Council voted unanimously to lease a parking lot behind the El Paso Times Building, the future site of at least a part of the new City Hall.
It’s the third parking lot acquired by the City in the area and has 134 parking spaces. Coupled with a 100-space lot across Main Street and the 150-space lot in front of the Times building, acquired by the City when it purchased the Times building.
That will bring the number of total spaces for the new City Hall to 384, four more than the current City Hall, according to the man in charge of the relocation process, John Neal.
The price tag, which City officials said was included in the $29 million set aside for City Hall relocation, is just under $60,000 a year. The City signed a 10-year lease after Union Pacific refused to sell the property.
The cost per space is about $37 a month, well below the Downtown average of $53. City officials said all three lots are within three minutes of all three of the new City Hall buildings, including the Texas Street building and Luther Building at Campbell and Main.
City officials assured ABC-7 that the City Hall relocation is on-time and on-budget.

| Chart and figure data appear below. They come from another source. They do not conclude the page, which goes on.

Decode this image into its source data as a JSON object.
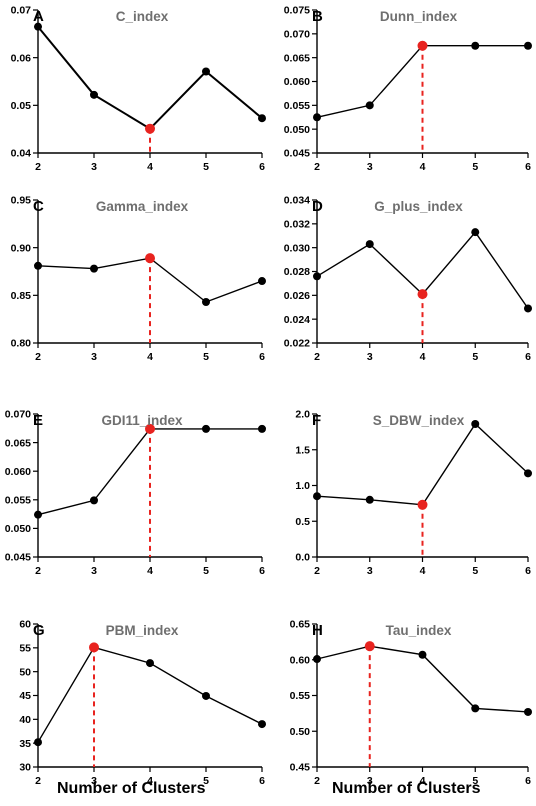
{
  "x_axis_label": "Number of Clusters",
  "chart_data": [
    {
      "panel": "A",
      "title": "C_index",
      "type": "line",
      "x": [
        2,
        3,
        4,
        5,
        6
      ],
      "y": [
        0.0665,
        0.0522,
        0.0451,
        0.0571,
        0.0473
      ],
      "highlight_x": 4,
      "ylim": [
        0.04,
        0.07
      ],
      "yticks": [
        "0.04",
        "0.05",
        "0.06",
        "0.07"
      ],
      "xticks": [
        "2",
        "3",
        "4",
        "5",
        "6"
      ],
      "colors": {
        "line": "#000000",
        "point": "#000000",
        "highlight": "#e8231f"
      }
    },
    {
      "panel": "B",
      "title": "Dunn_index",
      "type": "line",
      "x": [
        2,
        3,
        4,
        5,
        6
      ],
      "y": [
        0.0525,
        0.055,
        0.0675,
        0.0675,
        0.0675
      ],
      "highlight_x": 4,
      "ylim": [
        0.045,
        0.075
      ],
      "yticks": [
        "0.045",
        "0.050",
        "0.055",
        "0.060",
        "0.065",
        "0.070",
        "0.075"
      ],
      "xticks": [
        "2",
        "3",
        "4",
        "5",
        "6"
      ],
      "colors": {
        "line": "#000000",
        "point": "#000000",
        "highlight": "#e8231f"
      }
    },
    {
      "panel": "C",
      "title": "Gamma_index",
      "type": "line",
      "x": [
        2,
        3,
        4,
        5,
        6
      ],
      "y": [
        0.881,
        0.878,
        0.889,
        0.843,
        0.865
      ],
      "highlight_x": 4,
      "ylim": [
        0.8,
        0.95
      ],
      "yticks": [
        "0.80",
        "0.85",
        "0.90",
        "0.95"
      ],
      "xticks": [
        "2",
        "3",
        "4",
        "5",
        "6"
      ],
      "colors": {
        "line": "#000000",
        "point": "#000000",
        "highlight": "#e8231f"
      }
    },
    {
      "panel": "D",
      "title": "G_plus_index",
      "type": "line",
      "x": [
        2,
        3,
        4,
        5,
        6
      ],
      "y": [
        0.0276,
        0.0303,
        0.0261,
        0.0313,
        0.0249
      ],
      "highlight_x": 4,
      "ylim": [
        0.022,
        0.034
      ],
      "yticks": [
        "0.022",
        "0.024",
        "0.026",
        "0.028",
        "0.030",
        "0.032",
        "0.034"
      ],
      "xticks": [
        "2",
        "3",
        "4",
        "5",
        "6"
      ],
      "colors": {
        "line": "#000000",
        "point": "#000000",
        "highlight": "#e8231f"
      }
    },
    {
      "panel": "E",
      "title": "GDI11_index",
      "type": "line",
      "x": [
        2,
        3,
        4,
        5,
        6
      ],
      "y": [
        0.0524,
        0.0549,
        0.0674,
        0.0674,
        0.0674
      ],
      "highlight_x": 4,
      "ylim": [
        0.045,
        0.07
      ],
      "yticks": [
        "0.045",
        "0.050",
        "0.055",
        "0.060",
        "0.065",
        "0.070"
      ],
      "xticks": [
        "2",
        "3",
        "4",
        "5",
        "6"
      ],
      "colors": {
        "line": "#000000",
        "point": "#000000",
        "highlight": "#e8231f"
      }
    },
    {
      "panel": "F",
      "title": "S_DBW_index",
      "type": "line",
      "x": [
        2,
        3,
        4,
        5,
        6
      ],
      "y": [
        0.85,
        0.8,
        0.73,
        1.86,
        1.17
      ],
      "highlight_x": 4,
      "ylim": [
        0,
        2
      ],
      "yticks": [
        "0.0",
        "0.5",
        "1.0",
        "1.5",
        "2.0"
      ],
      "xticks": [
        "2",
        "3",
        "4",
        "5",
        "6"
      ],
      "colors": {
        "line": "#000000",
        "point": "#000000",
        "highlight": "#e8231f"
      }
    },
    {
      "panel": "G",
      "title": "PBM_index",
      "type": "line",
      "x": [
        2,
        3,
        4,
        5,
        6
      ],
      "y": [
        35.2,
        55.1,
        51.8,
        44.9,
        39.0
      ],
      "highlight_x": 3,
      "ylim": [
        30,
        60
      ],
      "yticks": [
        "30",
        "35",
        "40",
        "45",
        "50",
        "55",
        "60"
      ],
      "xticks": [
        "2",
        "3",
        "4",
        "5",
        "6"
      ],
      "colors": {
        "line": "#000000",
        "point": "#000000",
        "highlight": "#e8231f"
      }
    },
    {
      "panel": "H",
      "title": "Tau_index",
      "type": "line",
      "x": [
        2,
        3,
        4,
        5,
        6
      ],
      "y": [
        0.601,
        0.619,
        0.607,
        0.532,
        0.527
      ],
      "highlight_x": 3,
      "ylim": [
        0.45,
        0.65
      ],
      "yticks": [
        "0.45",
        "0.50",
        "0.55",
        "0.60",
        "0.65"
      ],
      "xticks": [
        "2",
        "3",
        "4",
        "5",
        "6"
      ],
      "colors": {
        "line": "#000000",
        "point": "#000000",
        "highlight": "#e8231f"
      }
    }
  ]
}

“We’re well within our moving budget that’s been approved by the Council on September 18th, 2012,” Neal said. “Overall we had a $29 million budget that included acquisition of the buildings and renovations of those buildings. So both from the general fund perspective and from the capital budget the council has approved, we’re well within the budget.”
During Tuesday’s discussion, City Manager joyce Wilson mentioned that there is some outside interest in developing the parking lot in front of the Times building into a parking structure with retail on the ground floor, bringing even more parking to the area.
“Now we’ve got a couple, two, three entities that want to look at whether or not we want a joint venture and I think actually it would be really good for the area. It would address parking problems for everyone longer term and be an income generating facility. So we’ll see.”
Rep. Cortney Niland added, “Given that is a surface lot it makes sense to develop that into a parking structure so we may look to develop a public-private partnership. We may look to develop something with the RMA (Regional Mobility Authority). We’re not quite sure. But that’s certainly something that there’s a need of downtown and that space makes perfect sense for it.”